- Born: Sharam-Sharam da Conceição Diniz March 2, 1991 (age 35) Luanda, Angola
- Occupation: Fashion model
- Modeling information
- Height: 5 ft 10 in (178 cm)
- Hair color: Brown
- Eye color: Brown
- Agency: One Management (New York); Premium Models (Paris); Monster Management (Milan); Models 1 (London); Uno Models (Barcelona); Nomad Management (Los Angeles); Way Model Management (São Paulo); Glam Celebrity (Portugal); MP Management (Stockholm) ;

= Sharam Diniz =

Angolan model

Sharam-Sharam da Conceição Diniz, known professionally as Sharam Diniz, is an Angolan-Portuguese fashion model and businesswoman. She is known for her appearances in the Victoria's Secret Fashion Show.

==Career==
Diniz has been on the cover of GQ Portugal and Vogue Portugal. Her first modeling job was a 2011 Victoria's Secret spring advertisement. She appeared in a SoHo billboard for 7 for All Mankind jeans.

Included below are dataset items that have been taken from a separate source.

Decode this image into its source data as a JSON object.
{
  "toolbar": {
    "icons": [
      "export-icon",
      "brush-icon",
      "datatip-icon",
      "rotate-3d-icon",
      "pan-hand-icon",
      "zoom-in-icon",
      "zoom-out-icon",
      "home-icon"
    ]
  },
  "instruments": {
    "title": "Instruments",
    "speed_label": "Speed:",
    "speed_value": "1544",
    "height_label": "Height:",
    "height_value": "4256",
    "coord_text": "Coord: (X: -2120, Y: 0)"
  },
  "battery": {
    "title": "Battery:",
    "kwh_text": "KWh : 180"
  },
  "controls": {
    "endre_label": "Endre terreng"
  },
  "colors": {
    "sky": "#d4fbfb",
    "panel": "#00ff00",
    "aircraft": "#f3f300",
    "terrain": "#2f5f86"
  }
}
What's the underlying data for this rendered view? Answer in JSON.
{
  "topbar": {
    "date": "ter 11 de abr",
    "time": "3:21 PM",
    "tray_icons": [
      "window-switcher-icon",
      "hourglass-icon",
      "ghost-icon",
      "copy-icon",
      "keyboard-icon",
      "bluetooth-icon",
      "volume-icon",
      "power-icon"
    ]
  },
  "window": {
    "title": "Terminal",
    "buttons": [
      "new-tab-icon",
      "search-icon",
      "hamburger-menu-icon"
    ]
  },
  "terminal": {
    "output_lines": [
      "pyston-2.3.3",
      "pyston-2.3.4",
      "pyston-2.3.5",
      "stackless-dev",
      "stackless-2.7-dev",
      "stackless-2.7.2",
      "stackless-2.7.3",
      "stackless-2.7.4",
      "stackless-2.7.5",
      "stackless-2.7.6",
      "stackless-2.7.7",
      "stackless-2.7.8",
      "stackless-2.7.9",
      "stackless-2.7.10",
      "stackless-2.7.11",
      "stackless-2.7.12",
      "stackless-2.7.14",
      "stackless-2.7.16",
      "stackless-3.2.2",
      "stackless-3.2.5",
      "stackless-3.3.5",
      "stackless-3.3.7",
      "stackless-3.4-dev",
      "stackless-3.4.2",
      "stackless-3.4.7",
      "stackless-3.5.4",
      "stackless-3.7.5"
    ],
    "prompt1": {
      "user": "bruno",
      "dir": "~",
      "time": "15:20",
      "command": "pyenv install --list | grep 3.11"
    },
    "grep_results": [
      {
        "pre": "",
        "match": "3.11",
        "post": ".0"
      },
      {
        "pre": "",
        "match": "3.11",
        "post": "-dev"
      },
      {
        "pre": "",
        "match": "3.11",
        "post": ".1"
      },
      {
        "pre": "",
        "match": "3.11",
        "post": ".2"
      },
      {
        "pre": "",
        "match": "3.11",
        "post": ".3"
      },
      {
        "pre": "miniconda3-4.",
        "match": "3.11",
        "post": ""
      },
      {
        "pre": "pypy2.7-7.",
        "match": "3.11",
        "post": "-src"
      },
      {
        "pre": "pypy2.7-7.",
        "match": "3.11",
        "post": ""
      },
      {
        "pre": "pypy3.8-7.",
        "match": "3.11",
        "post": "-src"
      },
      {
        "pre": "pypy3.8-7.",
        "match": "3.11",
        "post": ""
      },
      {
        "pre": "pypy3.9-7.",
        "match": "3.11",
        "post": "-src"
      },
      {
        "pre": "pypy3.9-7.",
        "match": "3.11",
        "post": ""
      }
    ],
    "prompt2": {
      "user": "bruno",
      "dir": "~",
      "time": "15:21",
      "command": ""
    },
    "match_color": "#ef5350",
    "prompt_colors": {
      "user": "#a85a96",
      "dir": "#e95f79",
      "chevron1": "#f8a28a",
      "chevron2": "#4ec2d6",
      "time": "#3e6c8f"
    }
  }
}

Diniz has walked the runway for Balmain, Calvin Klein, Prabal Gurung, Vivienne Westwood, Cushnie et Ochs, Rag & Bone, Kenneth Cole, Carolina Herrera, Hervé Léger, Jason Wu, Victoria's Secret among others. She has starred in ads for Tom Ford, Chanel, Ralph Lauren, Armani Exchange, 7 For All Mankind, Target, H&M, Clinique and Anne Klein.

She has appeared in Allure, Cosmopolitan, V (magazine) and Sports Illustrated Swimsuit Issue among others.

In Portugal, she was given the Globos de Ouro ("Golden Globe") award for "Best Female Model".

Diniz appeared in a “Made in Portugal” ad.